Since many are usually too busy working to take care of their elderly parents, there is a huge demand for smart senior care products. In addition, these people are often active promoters of these products to their parents. As a result, more and more seniors are embracing smart technologies in their daily lives, from health monitoring to telemedicine systems.

But while such hi-tech products have improved the standard of living for seniors, a new problem is emerging: Their children are becoming increasingly dependent on these products, and direct communication between parents and children is diminishing. As a result, many elderly are becoming frustrated that they receive fewer phone calls from their children during the day—when they are home alone.

Before these products became widely available, their children often called to ask if their parents had, for example, eaten lunch or remembered to check their blood pressure. Today, their children can check up on their parents' health status through mobile apps. As long as the monitors don't go off, they are less likely to call their parents and will concentrate on the work at hand.

On the one hand, personalized smart senior care products take good care of those of advanced age. On the other hand, this convenience can lead to their children neglecting their psychological needs. No advanced technology can replace the warm greeting of one's child.

According to data from the seventh national population census, released in May 2021, people aged 65 and above accounted for 13.5 percent of the total Chinese population. In China's rapidly aging society, how to nurture a healthy senior care industry and make the elderly as comfortable as possible in the autumn of their lives is an important part of the country's overall development.

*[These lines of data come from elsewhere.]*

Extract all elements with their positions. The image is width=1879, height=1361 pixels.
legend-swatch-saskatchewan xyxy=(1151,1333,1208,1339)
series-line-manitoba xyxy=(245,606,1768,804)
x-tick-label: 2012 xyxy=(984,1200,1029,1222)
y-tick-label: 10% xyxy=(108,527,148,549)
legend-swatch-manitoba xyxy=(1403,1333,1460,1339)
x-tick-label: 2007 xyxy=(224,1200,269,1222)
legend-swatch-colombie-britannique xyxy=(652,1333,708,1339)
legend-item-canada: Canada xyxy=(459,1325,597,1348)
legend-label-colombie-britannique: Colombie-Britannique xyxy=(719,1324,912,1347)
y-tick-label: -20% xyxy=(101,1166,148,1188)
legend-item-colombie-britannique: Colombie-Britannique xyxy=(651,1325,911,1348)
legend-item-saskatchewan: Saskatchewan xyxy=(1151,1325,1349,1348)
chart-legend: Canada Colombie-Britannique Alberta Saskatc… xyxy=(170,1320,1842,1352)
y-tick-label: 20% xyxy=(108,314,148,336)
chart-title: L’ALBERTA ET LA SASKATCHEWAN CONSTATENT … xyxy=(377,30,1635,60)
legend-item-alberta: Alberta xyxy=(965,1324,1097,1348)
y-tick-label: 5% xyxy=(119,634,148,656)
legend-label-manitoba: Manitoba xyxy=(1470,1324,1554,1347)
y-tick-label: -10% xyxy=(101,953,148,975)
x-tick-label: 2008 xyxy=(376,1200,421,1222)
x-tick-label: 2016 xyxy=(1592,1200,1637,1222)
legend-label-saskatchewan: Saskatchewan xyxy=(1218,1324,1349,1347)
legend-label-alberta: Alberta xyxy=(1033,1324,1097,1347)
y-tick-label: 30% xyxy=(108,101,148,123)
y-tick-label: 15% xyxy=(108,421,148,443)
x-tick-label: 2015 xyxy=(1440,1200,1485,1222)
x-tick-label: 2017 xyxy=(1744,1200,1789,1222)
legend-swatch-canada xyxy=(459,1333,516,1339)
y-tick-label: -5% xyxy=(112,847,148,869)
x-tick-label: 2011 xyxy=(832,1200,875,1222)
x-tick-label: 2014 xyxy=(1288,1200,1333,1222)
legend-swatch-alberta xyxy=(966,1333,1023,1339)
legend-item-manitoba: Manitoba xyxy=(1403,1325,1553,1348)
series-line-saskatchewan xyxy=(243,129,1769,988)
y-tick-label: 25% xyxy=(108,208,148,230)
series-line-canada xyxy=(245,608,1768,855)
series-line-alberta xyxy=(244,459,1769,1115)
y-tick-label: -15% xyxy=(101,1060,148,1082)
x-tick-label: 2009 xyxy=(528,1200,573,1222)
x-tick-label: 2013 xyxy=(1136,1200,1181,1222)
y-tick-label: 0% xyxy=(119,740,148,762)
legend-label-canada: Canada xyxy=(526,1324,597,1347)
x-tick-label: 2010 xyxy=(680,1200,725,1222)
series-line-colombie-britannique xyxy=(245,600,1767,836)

The application of intelligent information technologies as well as tailored smart senior care products will help a lot. According to Shenzhen-based data and research provider Zero Power Intelligence Group, the market of smart senior care services in China was valued at 5.5 trillion yuan ($750 billion) in 2021. This number is projected to expand at an annual rate of 30 percent on average.

Despite the many benefits of smart senior care products that give the elderly a sense of safety and convenience, their need for emotional connection is equally important. They need direct care and communication with their children. It's urgent that professionals in the field of eldercare develop innovative solutions to address the emotional needs of the elderly.